Thursday, April 07, 2005

Entia Non Sunt Multiplicanda Praeter Necessitatem

Turns out I don't have much to talk about. I still don't have that job ("We'll have a decision in one to two weeks") and I'm still stuck in the Friends Zone from which there is no escape.

Financial resources are near zero. All yuppie purchases are on hold. Impulse-Frapuccinos will be replaced with impulse-small-Frosty's.

Art classes have started again, and I'm surrounded by dozens of little kids, who will turn out to have more raw talent than I do.

Tomorrow's is Ian and Elaine's wedding. Another reminder of how fast time is passing us by. Like I needed one more.

Things are not looking up.

The first episode for CSI:NY was disappointing. Even more so since disappointment was actually expected. Someone please stick the original CSI series on a time slot that I can see on a regular basis.

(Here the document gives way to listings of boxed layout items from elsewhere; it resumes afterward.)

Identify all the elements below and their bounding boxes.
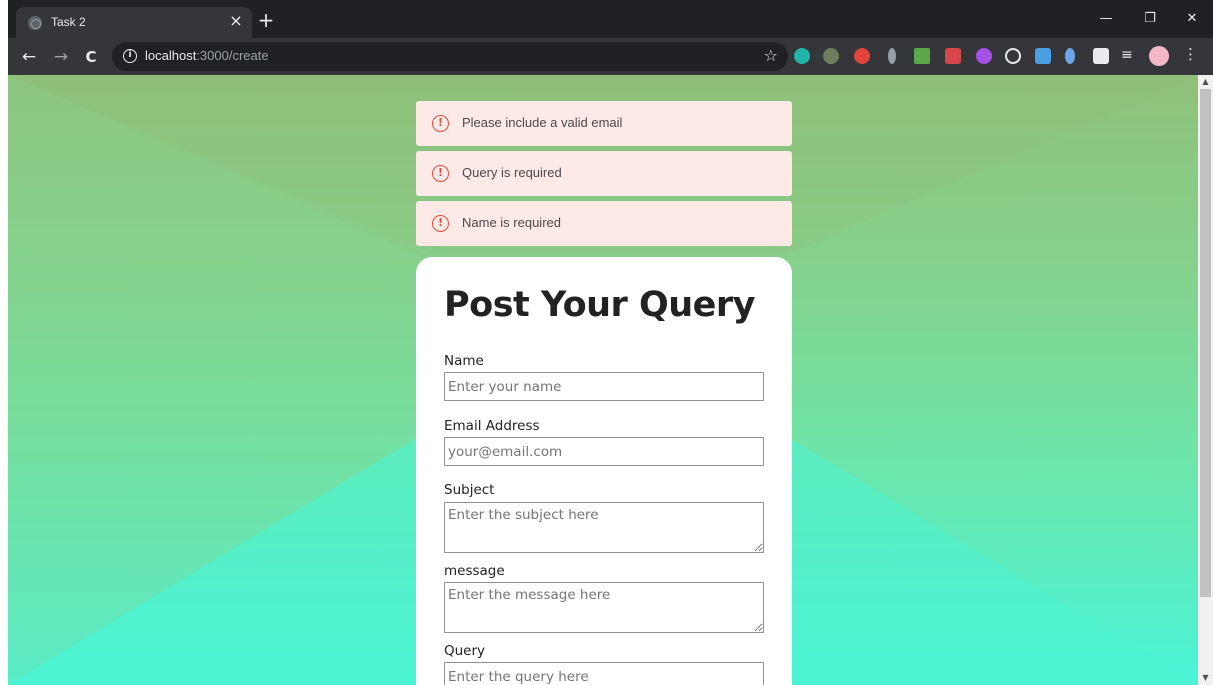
reload-button[interactable]: C bbox=[80, 46, 102, 68]
page-title: Post Your Query bbox=[444, 285, 755, 325]
globe-icon bbox=[28, 16, 42, 30]
alert-name-required: ! Name is required bbox=[416, 201, 792, 246]
new-tab-button[interactable]: + bbox=[255, 10, 277, 32]
page-viewport: ! Please include a valid email ! Query i… bbox=[8, 75, 1198, 685]
restore-button[interactable]: ❐ bbox=[1136, 8, 1164, 30]
url-host: localhost bbox=[145, 48, 197, 63]
page-scrollbar[interactable]: ▲ ▼ bbox=[1198, 75, 1213, 685]
alert-query-required: ! Query is required bbox=[416, 151, 792, 196]
info-icon[interactable]: i bbox=[123, 49, 137, 63]
address-bar[interactable]: i localhost:3000/create ☆ bbox=[112, 42, 788, 71]
scroll-down-icon[interactable]: ▼ bbox=[1201, 673, 1210, 682]
browser-toolbar: ← → C i localhost:3000/create ☆ ≡ ⋮ bbox=[8, 38, 1213, 75]
tab-bar: Task 2 × + — ❐ ✕ bbox=[8, 0, 1213, 38]
forward-button[interactable]: → bbox=[50, 46, 72, 68]
desktop-edge bbox=[0, 0, 8, 685]
extension-moon-icon[interactable] bbox=[1065, 48, 1075, 64]
tab-title: Task 2 bbox=[51, 15, 86, 29]
query-input[interactable] bbox=[444, 662, 764, 685]
extension-bulb-icon[interactable] bbox=[888, 48, 896, 64]
email-label: Email Address bbox=[444, 418, 540, 434]
close-tab-icon[interactable]: × bbox=[227, 12, 245, 30]
alert-text: Please include a valid email bbox=[462, 115, 623, 130]
url-path: :3000/create bbox=[196, 48, 269, 63]
extension-m-icon[interactable] bbox=[794, 48, 810, 64]
extension-target-icon[interactable] bbox=[1005, 48, 1021, 64]
name-input[interactable] bbox=[444, 372, 764, 401]
email-input[interactable] bbox=[444, 437, 764, 466]
extension-grid-icon[interactable] bbox=[945, 48, 961, 64]
alert-circle-icon: ! bbox=[432, 215, 449, 232]
name-label: Name bbox=[444, 353, 484, 369]
alert-text: Query is required bbox=[462, 165, 562, 180]
alert-circle-icon: ! bbox=[432, 115, 449, 132]
tab-task2[interactable]: Task 2 × bbox=[16, 7, 252, 38]
alert-text: Name is required bbox=[462, 215, 561, 230]
extensions-icon[interactable] bbox=[1093, 48, 1109, 64]
url-text[interactable]: localhost:3000/create bbox=[145, 48, 269, 63]
scroll-up-icon[interactable]: ▲ bbox=[1201, 77, 1210, 86]
subject-textarea[interactable] bbox=[444, 502, 764, 553]
reading-list-icon[interactable]: ≡ bbox=[1121, 47, 1137, 63]
query-form-card: Post Your Query Name Email Address Subje… bbox=[416, 257, 792, 685]
message-textarea[interactable] bbox=[444, 582, 764, 633]
alert-circle-icon: ! bbox=[432, 165, 449, 182]
back-button[interactable]: ← bbox=[18, 46, 40, 68]
minimize-button[interactable]: — bbox=[1092, 8, 1120, 30]
subject-label: Subject bbox=[444, 482, 495, 498]
close-window-button[interactable]: ✕ bbox=[1178, 8, 1206, 30]
message-label: message bbox=[444, 563, 505, 579]
alert-invalid-email: ! Please include a valid email bbox=[416, 101, 792, 146]
menu-icon[interactable]: ⋮ bbox=[1183, 46, 1198, 62]
scroll-thumb[interactable] bbox=[1200, 89, 1211, 597]
extension-eyes-icon[interactable] bbox=[823, 48, 839, 64]
extension-purple-icon[interactable] bbox=[976, 48, 992, 64]
avatar[interactable] bbox=[1149, 46, 1169, 66]
query-label: Query bbox=[444, 643, 486, 659]
extension-pen-icon[interactable] bbox=[914, 48, 930, 64]
extension-1h-icon[interactable] bbox=[1035, 48, 1051, 64]
browser-window: Task 2 × + — ❐ ✕ ← → C i localhost:3000/… bbox=[8, 0, 1213, 685]
star-icon[interactable]: ☆ bbox=[764, 46, 778, 65]
extension-shield-icon[interactable] bbox=[854, 48, 870, 64]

Actually, I know it's weird, but I dread both getting the job and not. The simplest explanation is that I don't really want the job, just a job. And the simplest explanation tends to be the correct one. Damn. Wanted: the perfect job, preferably before ********** renders its decision, not after. I know Your penchant for irony.

Something tells me I will be looking at JobsDB again very, very soon.
Blogger's been acting up for the past few days, so haven't been able to post. And I've got a lot more to get through before the week is over. Chief among them: the wedding, the girl, the job.

Monday, April 04, 2005

Absolutely Flat Out

Spoke too soon, Kimi made it to the podium for the first time this year, and for the first time in a long time, and only because the Williams in front of him blew an engine. And both Toyotas in the top 4? Wrong year to decide to stop being a Jarno Trulli fan. And thanks to the people who dusted the cobwebs off Pedro dela Rosa.

But we got ourselves a season.

Sunday, April 03, 2005

These Wounds Won't Seem To Heal

(Alternate title: Pre-Marital Love)

I guess I should post about the bachelor bash.

But I won't.

Not because it was a total dud, on the contrary, Ian is probably right in saying we've set the bar for stag parties to come. But I guess what happens in Escarpment stays in Escarpment. Har har.

Some lessons learned, though. This is still Jon Ray's blog after all.
  1. Avoid running out of beer.
  2. Avoid running out of food.
  3. Multiple points of failure: make sure people in charge of girls are not the same people in charge of food and drinks.
  4. Don't do everything on the last minute, especially if you're on a budget.
  5. Bring Sony-Ericsson charger. What a crisis.
  6. Apparently, Celine Dion songs are a requirement. I really don't know why.
  7. Apparently, the fee does not include the tip for the pimp.
And no, I have no 'material' for these affairs. I'm freaking harmless.

Saturday, April 02, 2005

Set It Up, Let 'Em Fall

Last night's April Foo's setup was surprisingly not bad. And of course, "not bad" is as good as it gets nowadays. In my opinion though, the kid kept running out of material. Invest in your mind. But not bad for the rookie.

The stag party is set for tonight, and I think we might actually pull this off. "Not bad".